Take Jim Smith, a military veteran and drum aficionado, who said he once bought a snare drum that looked like a piece of coal.
“It had been stored in an attic. It was covered in soot and bird dropping,” Smith said.
When he took the drum home he noticed a strange rattling noise coming from inside, and discovered a single silver-tipped drumstick. This single drumstick led him to unveil the previous owner of the drum, Peter Guibert.
Guibert was a soldier in the civil war, part of Company F and the 74th Infantry, and fought in the Battle of Gettysburg. Guibert also resided in the Northside.
For the 50th anniversary of the infamous battle, Guibert and Jon Conroy left West Park and walked all the way to Gettysburg following the Lincoln Highway. The pair left on May 26 and arrived on June 13, 1913. It took the two 18 days to make the 200 mile trip, and at the time Guibert was 70 years old.
The Pennsylvania Railroad offered a free ride to Gettysburg 50th Anniversary Reunion for Union and Confederate soldiers, but mysteriously, Guibert walked.
“I was marveled of the thought of this old man marching over these hills to Gettysburg,” Smith said. “A few years ago it really sunk in.”
Smith was talking about Guibert’s story with a few friends and how Gettysburg 150th Anniversary was coming up, and “the fella’s just looked at me and said, ‘Well?’”
After that, Smith was committed to making the same trek Guibert did 100 years ago.
Smith set out from West Park on May 26 with friends Ray Zimmerman walking beside him and Len DeCarlo following the duo in a car. The three traveled the route of the old Lincoln Highway, Smith brought Guibert’s drum to play during the walk, and Zimmerman his bugle.

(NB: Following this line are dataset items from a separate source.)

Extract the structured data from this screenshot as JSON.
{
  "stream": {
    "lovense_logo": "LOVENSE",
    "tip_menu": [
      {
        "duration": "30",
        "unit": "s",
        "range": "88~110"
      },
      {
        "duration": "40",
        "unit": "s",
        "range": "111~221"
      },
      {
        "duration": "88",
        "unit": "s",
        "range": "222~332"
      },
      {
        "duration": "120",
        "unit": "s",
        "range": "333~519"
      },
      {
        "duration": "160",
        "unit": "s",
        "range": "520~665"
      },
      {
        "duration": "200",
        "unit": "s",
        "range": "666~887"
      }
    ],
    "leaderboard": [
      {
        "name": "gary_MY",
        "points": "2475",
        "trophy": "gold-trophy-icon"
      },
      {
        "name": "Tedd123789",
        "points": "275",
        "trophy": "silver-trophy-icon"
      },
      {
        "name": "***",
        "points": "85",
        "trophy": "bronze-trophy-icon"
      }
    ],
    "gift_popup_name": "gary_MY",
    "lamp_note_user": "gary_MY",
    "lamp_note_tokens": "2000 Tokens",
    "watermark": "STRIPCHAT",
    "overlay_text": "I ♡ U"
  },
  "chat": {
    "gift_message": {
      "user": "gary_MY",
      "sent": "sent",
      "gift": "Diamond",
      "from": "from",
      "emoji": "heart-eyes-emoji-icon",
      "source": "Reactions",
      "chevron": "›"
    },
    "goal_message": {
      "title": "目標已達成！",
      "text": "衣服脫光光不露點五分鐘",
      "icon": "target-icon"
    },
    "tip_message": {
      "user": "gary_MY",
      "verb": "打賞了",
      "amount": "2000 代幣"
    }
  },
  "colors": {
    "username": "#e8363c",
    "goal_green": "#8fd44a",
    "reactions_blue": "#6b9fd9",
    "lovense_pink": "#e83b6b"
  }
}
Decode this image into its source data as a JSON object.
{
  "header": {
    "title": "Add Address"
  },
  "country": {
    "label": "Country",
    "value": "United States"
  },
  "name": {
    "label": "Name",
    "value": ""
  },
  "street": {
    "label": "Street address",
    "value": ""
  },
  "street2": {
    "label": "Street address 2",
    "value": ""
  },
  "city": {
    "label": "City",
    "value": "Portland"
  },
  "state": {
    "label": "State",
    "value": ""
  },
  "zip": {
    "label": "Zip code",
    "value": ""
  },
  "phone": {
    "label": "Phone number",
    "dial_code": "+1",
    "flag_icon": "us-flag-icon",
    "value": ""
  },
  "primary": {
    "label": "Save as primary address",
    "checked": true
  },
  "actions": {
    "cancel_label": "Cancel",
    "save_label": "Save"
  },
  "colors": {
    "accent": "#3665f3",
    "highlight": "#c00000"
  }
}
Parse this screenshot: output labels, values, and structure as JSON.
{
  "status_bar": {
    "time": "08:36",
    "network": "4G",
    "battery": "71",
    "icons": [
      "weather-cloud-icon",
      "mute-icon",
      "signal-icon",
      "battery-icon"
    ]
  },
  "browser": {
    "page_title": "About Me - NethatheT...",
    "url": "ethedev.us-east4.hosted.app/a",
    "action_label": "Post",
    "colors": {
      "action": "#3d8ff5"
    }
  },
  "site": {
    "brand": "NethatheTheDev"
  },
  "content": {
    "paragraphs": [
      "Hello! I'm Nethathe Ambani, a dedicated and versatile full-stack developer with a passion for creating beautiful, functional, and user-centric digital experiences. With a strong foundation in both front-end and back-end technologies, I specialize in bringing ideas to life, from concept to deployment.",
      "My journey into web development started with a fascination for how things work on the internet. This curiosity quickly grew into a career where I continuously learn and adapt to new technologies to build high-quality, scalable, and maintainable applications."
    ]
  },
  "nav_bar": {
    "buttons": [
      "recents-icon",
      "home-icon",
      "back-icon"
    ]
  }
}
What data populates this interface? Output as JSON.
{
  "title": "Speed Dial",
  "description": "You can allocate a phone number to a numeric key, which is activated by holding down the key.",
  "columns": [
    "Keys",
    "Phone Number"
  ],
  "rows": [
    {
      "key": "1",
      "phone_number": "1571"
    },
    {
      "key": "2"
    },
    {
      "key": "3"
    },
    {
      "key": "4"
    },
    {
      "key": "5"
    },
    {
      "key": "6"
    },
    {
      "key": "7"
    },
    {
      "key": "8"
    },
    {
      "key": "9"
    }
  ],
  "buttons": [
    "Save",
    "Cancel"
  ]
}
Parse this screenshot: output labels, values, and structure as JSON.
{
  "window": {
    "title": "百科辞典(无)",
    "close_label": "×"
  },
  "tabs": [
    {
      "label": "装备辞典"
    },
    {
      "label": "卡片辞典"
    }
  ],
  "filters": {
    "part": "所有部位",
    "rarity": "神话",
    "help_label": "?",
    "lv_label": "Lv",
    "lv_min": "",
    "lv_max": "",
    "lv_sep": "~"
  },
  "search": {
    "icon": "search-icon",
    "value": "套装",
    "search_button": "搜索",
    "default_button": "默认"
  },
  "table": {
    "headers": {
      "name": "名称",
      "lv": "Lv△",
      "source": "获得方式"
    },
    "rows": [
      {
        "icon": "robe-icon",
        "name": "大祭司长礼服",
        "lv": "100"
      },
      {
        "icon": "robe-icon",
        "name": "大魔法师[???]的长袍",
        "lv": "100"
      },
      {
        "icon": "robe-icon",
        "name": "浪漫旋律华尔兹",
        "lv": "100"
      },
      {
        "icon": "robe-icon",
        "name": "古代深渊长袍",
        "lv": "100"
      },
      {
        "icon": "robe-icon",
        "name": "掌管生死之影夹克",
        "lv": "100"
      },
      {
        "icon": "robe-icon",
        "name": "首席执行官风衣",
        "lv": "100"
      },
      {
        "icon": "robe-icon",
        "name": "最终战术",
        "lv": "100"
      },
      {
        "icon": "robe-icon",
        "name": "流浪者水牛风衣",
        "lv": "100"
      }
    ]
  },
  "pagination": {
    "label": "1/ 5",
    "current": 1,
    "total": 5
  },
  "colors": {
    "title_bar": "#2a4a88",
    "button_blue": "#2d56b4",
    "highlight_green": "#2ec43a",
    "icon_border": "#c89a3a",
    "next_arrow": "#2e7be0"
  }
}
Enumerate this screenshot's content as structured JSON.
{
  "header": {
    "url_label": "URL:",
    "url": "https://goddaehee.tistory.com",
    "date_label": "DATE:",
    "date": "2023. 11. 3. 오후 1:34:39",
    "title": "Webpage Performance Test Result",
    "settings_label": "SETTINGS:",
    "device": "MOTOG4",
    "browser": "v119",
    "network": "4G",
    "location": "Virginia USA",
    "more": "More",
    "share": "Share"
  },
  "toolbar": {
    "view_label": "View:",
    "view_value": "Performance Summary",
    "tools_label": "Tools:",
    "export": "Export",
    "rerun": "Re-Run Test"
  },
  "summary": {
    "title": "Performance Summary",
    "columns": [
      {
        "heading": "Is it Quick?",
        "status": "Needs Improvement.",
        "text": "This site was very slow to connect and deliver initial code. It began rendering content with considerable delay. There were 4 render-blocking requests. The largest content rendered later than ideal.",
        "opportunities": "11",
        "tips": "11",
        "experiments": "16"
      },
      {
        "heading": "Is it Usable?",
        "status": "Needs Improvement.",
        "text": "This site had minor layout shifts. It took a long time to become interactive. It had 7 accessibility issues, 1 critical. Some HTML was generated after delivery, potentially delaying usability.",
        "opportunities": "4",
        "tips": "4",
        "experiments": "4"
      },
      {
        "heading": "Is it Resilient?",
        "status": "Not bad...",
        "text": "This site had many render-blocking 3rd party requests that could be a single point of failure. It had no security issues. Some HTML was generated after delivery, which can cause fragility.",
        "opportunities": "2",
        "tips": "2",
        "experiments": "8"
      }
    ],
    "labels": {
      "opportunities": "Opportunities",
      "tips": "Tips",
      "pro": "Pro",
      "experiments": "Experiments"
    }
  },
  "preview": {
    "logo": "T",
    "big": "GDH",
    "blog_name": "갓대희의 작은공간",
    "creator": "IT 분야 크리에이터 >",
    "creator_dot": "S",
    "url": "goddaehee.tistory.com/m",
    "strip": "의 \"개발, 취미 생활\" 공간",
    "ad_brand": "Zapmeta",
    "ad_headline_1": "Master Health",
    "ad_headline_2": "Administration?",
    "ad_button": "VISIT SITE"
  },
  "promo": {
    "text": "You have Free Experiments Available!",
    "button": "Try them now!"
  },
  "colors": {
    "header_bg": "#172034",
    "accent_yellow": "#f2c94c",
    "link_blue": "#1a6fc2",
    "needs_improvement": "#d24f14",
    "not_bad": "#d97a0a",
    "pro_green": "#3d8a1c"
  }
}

Zimmerman said the first week of the walk it was 90 degrees.
“With every step, at least once a day, we would ask ourselves why in the world [Guibert] would do this,” Smith said.
Arriving at Gettysburg on June 13, 2013, Smith and Zimmerman had recreated Guibert and Conroy’s journey 100 years later, even down to the littlest details.
On the tail end of the 1913 journey, Guilbert and Conroy hitched a ride on a horse-drawn wagon with a Bell Telephone logo, so Zimmerman arranged for that to happen near the end of the 2013 journey, without telling Smith.
Upon approaching the wagon, Smith said he was “speechless.”
Taking a step back and looking at the journey, Smith said “it was one of those things that had to be.”
Guibert was born on January 4, 1844. Smith was born February 2, 1944. The two men were born almost an exact 100 years apart and both made the 200 mile walk to Gettysburg at age 70.
Before Smith and Zimmerman left for Gettysburg in May, they stopped at Guibert’s grave in Highwood Cemetery and grabbed a handful of soil.
“We interred the soil from Peter’s grave at the 74th PA monument in the National Cemetery [when we arrived] on June 13,” Smith said.
Smith has tried to find out more information on Guibert and Conroy, and a reason as to why the pair made the walk, but most clues lead to dead ends.
Smith has his speculations, but without a journal from either man, nothing can be confirmed.
Smith and Zimmerman are veterans and members of the Armbrust Veterans Association Honor Guard.